Menschen, die du einmal geliebt hast, kehren zurück.

Du vermagst mit ihnen zu reden, zu tanzen, zu lachen. Sie umarmen dich.

So habe ich meine Kindheit überlebt. Die Jugend. Und alles das, was kam.

Noch heute träume ich, reise und wandere in meinen Gedanken durch die Welt.


In Nächten, in denen ich manchmal nicht schlafen kann,

fliehe ich vor der Realität in Sphären, die nur mir gehören.

In meinen Gedanken schreibe ich an einer Geschichte,

die sich schier unendlich fortsetzen lässt.

Oder abändern, wenn ich erneut um Mitternacht wach bin.

Meistens werde ich müde dabei. Und so erfüllt es seinen Zweck.



Aber nicht immer schlafe ich ein. Dann muss ich die Story weiterspinnen.

Zu reisen wäre ein Abenteuer. Nein, nicht nach Sylt oder Berlin.

Es müsste schon etwas Besonderes sein. In die Antike zum Beispiel.

An den Hof eines Pharaos. Oder zu einem besonderen bayrischen König.

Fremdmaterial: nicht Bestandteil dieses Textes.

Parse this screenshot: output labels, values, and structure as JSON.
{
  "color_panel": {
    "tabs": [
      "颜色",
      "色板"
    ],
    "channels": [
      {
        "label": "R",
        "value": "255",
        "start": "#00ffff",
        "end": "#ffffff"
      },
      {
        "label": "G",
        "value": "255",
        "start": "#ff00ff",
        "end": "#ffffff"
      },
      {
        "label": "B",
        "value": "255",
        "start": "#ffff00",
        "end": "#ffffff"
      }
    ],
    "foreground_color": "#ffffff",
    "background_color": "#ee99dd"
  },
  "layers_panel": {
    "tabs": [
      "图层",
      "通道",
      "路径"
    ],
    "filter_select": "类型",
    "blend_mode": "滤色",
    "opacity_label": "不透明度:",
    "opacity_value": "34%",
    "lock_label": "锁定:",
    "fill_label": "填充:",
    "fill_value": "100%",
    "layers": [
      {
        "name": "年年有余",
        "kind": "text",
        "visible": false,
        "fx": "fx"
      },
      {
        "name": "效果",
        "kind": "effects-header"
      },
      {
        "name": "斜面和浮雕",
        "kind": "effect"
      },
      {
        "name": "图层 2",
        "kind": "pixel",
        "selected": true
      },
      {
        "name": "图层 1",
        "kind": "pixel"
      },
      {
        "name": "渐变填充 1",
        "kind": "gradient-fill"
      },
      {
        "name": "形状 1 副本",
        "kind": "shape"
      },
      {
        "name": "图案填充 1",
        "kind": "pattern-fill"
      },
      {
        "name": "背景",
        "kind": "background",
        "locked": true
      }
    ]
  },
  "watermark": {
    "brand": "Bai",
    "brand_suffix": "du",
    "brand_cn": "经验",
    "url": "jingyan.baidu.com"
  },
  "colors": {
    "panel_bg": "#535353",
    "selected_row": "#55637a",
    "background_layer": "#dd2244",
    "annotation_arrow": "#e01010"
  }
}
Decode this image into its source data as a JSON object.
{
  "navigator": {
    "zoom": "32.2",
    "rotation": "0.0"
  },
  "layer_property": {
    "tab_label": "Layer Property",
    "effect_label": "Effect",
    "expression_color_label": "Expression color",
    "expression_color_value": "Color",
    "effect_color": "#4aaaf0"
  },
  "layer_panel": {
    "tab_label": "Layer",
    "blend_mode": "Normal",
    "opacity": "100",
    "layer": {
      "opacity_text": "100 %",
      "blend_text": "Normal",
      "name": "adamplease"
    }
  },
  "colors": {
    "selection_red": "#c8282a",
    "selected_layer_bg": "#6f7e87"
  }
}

Die Zukunft ist auch interessant. Nicht die nahe, in der Menschen alles zerstören.

Sondern eine, in der es normal ist auf fernen Planeten achtsam zu leben.


Was bräuchte es dafür? Ein Reisebüro. Transportfahrzeuge. Mitreisende.

 Infrastrukturen hier und dort. Finanzielle Mittel. Oder Leistungen als Ersatz.

Mit der Zeit entsteht so etwas wie ein Gerüst. Sich stetig verstärkend.

Ein ganz eigener Kosmos. Ein System mit Freunden und Feinden.

In dem alles möglich zu sein scheint für jene, die vertrauensvoll sind.

Wenig Fragen stellen, ihr Gehirn ausschalten, weil der Preis zu sehr verlockt.


Dann kommt eine Nacht, die ganz anders ist. In der ich mir Fragen stelle.

Z.B. jene, warum ich immer nur im Kopf „spinne“ und nicht in der Realität.

Der Gedanke bleibt haften. Ich könnte doch ein Buch schreiben?

Nein, keinen Bestseller. So vermessen bin ich nicht. Ein Taschenbuch wäre cool!

Ich bestelle mir online zwei dicke DIN A4 Hefte, schnappe mir einen Kuli.

So kann ich überall schreiben, ohne mein Notebook hochfahren zu müssen.


Natürlich werde ich ausgelacht. Ein Buch schreibt man mit dem Computer!

Hahaha, ein Heft und ein Stift... Wir sehen fern. Klaus-Peter Wolf erscheint.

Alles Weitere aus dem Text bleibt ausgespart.